Laju perburuan, perdagangan, dan kerusakan habitat masih lebih cepat daripada upaya konservasi. Oleh karena itu, pemerintah telah membuat dokumen Strategi dan Rencana Aksi Konservasi (SRAK) Rangkong Gading Indonesia 2018-2028. Dengan adanya dokumen strategis itu, diharapkan semua pihak bisa menyelamatkan rangkong gading dari kepunahan.
Dokumen itu disosialisasikan di Medan, Kamis (1/11/2018). Sebelumnya, sosialisasi dokumen tersebut sudah dilaksanakan di Kalimantan.
Ada lima strategi yang disusun dalam dokumen SRAK Rangkon Gading 2018-2028, yakni pengelolaan populasi dan habitat rangkong gading, penyusunan aturan dan kebijakan, program kemitraan dan kerja sama, komunikasi dan penyadartahuan masyarakat, serta program pendanaan untuk mendukung konservasi rangkong gading.
”Rangkong gading adalah spesies yang sangat penting bagi ekologi dan kebudayaan Indonesia,” kata Indra.
Sekretaris Daerah Pemerintah Provinsi Sumatera Utara Sabrina menyebutkan, Taman Nasional Gunung Leuser (TNGL) di Sumut dan Aceh merupakan salah satu habitat rangkong gading yang tersisa. Burung tersebut masih ditemukan di TNGL, tetapi sudah sangat jarang.

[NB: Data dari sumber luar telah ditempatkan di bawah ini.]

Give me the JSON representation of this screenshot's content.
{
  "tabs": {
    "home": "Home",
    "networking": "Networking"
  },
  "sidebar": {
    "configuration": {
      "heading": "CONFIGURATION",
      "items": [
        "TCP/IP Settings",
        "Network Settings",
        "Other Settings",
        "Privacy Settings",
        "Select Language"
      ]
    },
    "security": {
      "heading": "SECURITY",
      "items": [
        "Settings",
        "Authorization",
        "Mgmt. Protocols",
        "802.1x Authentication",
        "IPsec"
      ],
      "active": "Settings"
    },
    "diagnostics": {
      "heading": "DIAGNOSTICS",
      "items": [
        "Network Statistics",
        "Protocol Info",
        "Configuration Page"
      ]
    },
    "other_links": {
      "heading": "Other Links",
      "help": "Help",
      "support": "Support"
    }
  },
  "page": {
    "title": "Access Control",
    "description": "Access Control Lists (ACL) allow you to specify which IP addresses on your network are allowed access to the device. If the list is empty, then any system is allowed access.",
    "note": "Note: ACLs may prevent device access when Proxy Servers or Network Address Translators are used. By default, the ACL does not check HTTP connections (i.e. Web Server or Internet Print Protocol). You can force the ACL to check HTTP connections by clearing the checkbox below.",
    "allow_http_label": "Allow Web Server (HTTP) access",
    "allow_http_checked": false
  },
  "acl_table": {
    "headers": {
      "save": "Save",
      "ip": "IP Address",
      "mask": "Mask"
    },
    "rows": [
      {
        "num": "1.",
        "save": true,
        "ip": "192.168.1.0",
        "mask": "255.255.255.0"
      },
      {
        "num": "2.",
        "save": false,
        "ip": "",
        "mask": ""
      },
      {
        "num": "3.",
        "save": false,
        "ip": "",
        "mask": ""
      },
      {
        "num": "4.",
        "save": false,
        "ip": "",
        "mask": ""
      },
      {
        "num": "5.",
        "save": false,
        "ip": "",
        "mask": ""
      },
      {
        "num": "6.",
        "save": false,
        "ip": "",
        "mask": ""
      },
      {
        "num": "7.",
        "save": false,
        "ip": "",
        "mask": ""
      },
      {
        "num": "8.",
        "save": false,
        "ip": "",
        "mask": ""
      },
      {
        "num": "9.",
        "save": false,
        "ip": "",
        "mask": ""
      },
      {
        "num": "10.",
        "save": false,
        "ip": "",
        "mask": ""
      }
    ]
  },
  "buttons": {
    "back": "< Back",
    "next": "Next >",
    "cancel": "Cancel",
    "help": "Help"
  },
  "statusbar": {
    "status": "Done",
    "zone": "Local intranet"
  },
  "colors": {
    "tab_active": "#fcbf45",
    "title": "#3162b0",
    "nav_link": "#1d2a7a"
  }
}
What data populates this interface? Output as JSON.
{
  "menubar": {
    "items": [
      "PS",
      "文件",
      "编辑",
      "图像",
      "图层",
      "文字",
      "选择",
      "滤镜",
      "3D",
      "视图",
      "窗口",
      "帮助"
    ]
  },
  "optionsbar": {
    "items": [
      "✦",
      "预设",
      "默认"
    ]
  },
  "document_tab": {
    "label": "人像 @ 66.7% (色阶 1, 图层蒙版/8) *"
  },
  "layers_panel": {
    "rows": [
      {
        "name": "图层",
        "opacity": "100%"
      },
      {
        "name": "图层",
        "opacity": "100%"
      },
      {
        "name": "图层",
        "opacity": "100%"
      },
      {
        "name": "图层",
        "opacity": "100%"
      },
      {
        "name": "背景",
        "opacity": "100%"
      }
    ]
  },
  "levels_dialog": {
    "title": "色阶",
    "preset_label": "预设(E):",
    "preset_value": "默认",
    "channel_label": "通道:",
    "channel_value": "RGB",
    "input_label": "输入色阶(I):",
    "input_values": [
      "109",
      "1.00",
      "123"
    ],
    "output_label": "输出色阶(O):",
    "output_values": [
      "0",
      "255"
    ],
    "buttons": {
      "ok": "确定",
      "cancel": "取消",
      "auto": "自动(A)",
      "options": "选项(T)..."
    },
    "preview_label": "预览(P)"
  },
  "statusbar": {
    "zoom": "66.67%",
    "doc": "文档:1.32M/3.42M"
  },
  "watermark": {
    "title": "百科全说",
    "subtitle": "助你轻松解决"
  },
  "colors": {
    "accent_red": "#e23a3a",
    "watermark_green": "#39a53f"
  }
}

Kepala Bidang Perlindungan Hutan Dinas Kehutanan Sumut Yuliana Siregar mengatakan, kerusakan habitat merupakan salah satu penyebab menurunnya populasi rangkong gading. Menurut dia, dari sekitar 3 juta hektar hutan di Sumut, hanya sekitar 30 persen yang ekosistemnya masih sehat.